The Guardian published an obit, Dubravka Ugrešić: a droll genius with an unwavering devotion to literature, whose headline intrigued me enough for me to stick in my nose. I think I learned something, so I am passing it along:

Ugrešić was born in 1949 in Kutina in the former Yugoslavia, to a Bulgarian mother and Croatian father, but spent the majority of her working life in exile in Amsterdam. When war took hold of Yugoslavia in the early 90s, Ugrešić spoke out against the creeping nationalism of newly independent Croatia – for which she was shunned by the literary establishment (“whatever that word means,” I can hear her mutter). Booksellers stopped displaying her books and critics boycotted her works. The media even accused her of being a witch. Well versed in the intimate link between the history of sexism and tired literary tropes, Ugrešić would later respond to this charge with characteristic class: “I accepted it as an honourable name,” she told an interviewer in 1999. “I decided to take my broom and fly away.”

The literary cliques that would go on to denounce her had once swooned over her debut novel, Fording the Stream of Consciousness, a work rich in parody and slanted literary references for which she won the NIN in 1988, a prestigious Yugoslav (now Serbian) literary award whose past winners include Danilo Kiš and Milorad Pavić. Ugrešić was the first woman to receive the award and it was the first in a long line of prestigious accolades, most notably the Neustadt prize, a kind of unofficial Nobel, in 2016.

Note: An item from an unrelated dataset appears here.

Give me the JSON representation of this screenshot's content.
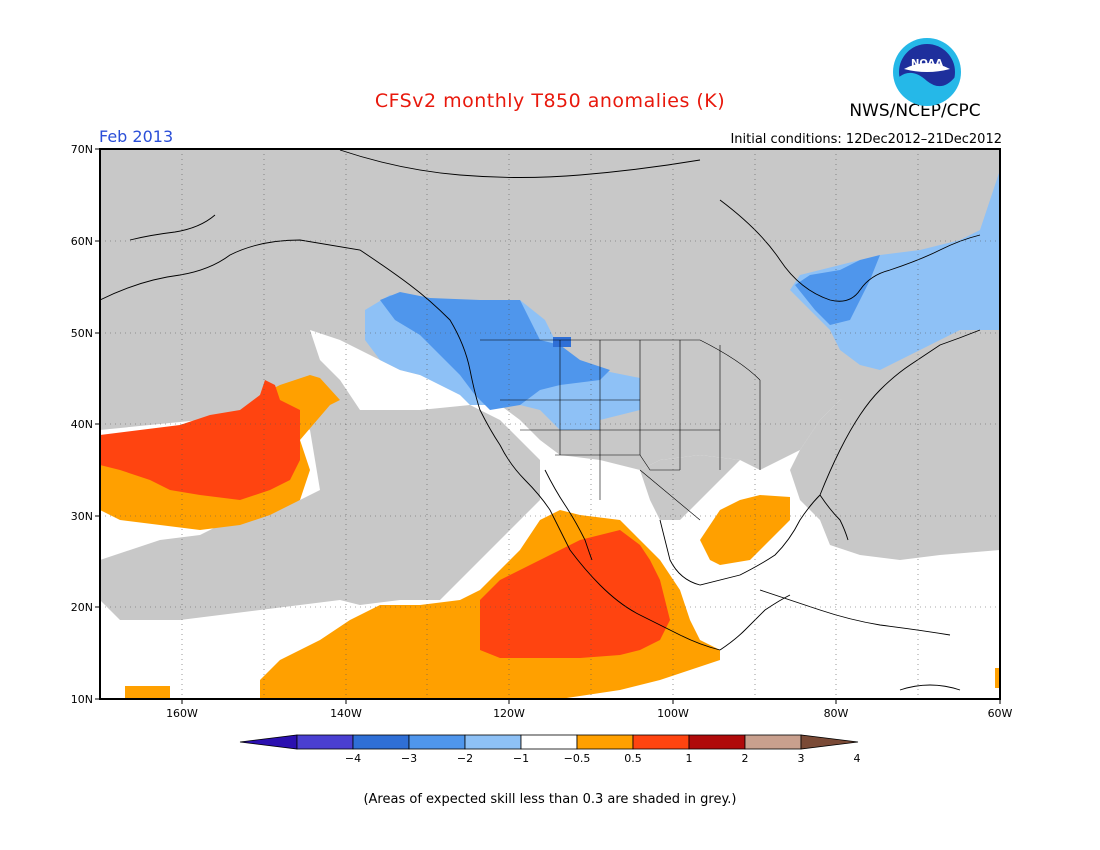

Okay, another Eastern European writer lauded over there and unknown here. So what? Matthew Janney continues with:

My first encounter with Ugrešić’s writing was her probing essay collection Thank You for Not Reading, which brilliantly dissects the widely accepted absurdities of the literary “marketplace”. The collection is unsparing, often irate, and contains some of the best examples of Ugrešić’s affectionate humour. “Recently I have done nothing but write book proposals,” she writes in one satirical essay on this sort of commercial legwork. “I took the trouble to write a book proposal for Remembrance of Things Past. It was turned down. Boring, too long, change the title…” And alongside the piercing wit, her unwavering commitment to preserve literature – and all its moral, spiritual and enchanting properties – reverberates from page to page.

In the days after her death, I revisited her book Baba Yaga Laid an Egg, an ingenious blend of narrative and folklore, and was struck by a particular passage: “Baba Yaga,” she writes, “hers is the drama of old age, hers the story of excommunication, forced expulsion, invisibility, brutal marginalisation. On this point, our own fear acts like acid, which dissolves actual human drama into grotesque clownishness. Clownishness, it is true, does not necessarily have a negative overtone: on the contrary, in principle it affirms human vitality and the momentary victory over death!”

I paused over this word “clownishness”; how many writers today would lay that allusion at their own feet? Part of Ugrešić’s greatness was her brave refusal to bend to the literary tastemakers; she hovered, gleefully, above it all.

 Oh, yes, a lesson to be learned in how to be a writer. And one who praises clownishness should not be ignored. 

I am going to taper off my writing for this blog, so I can do more reading - and my  own writing.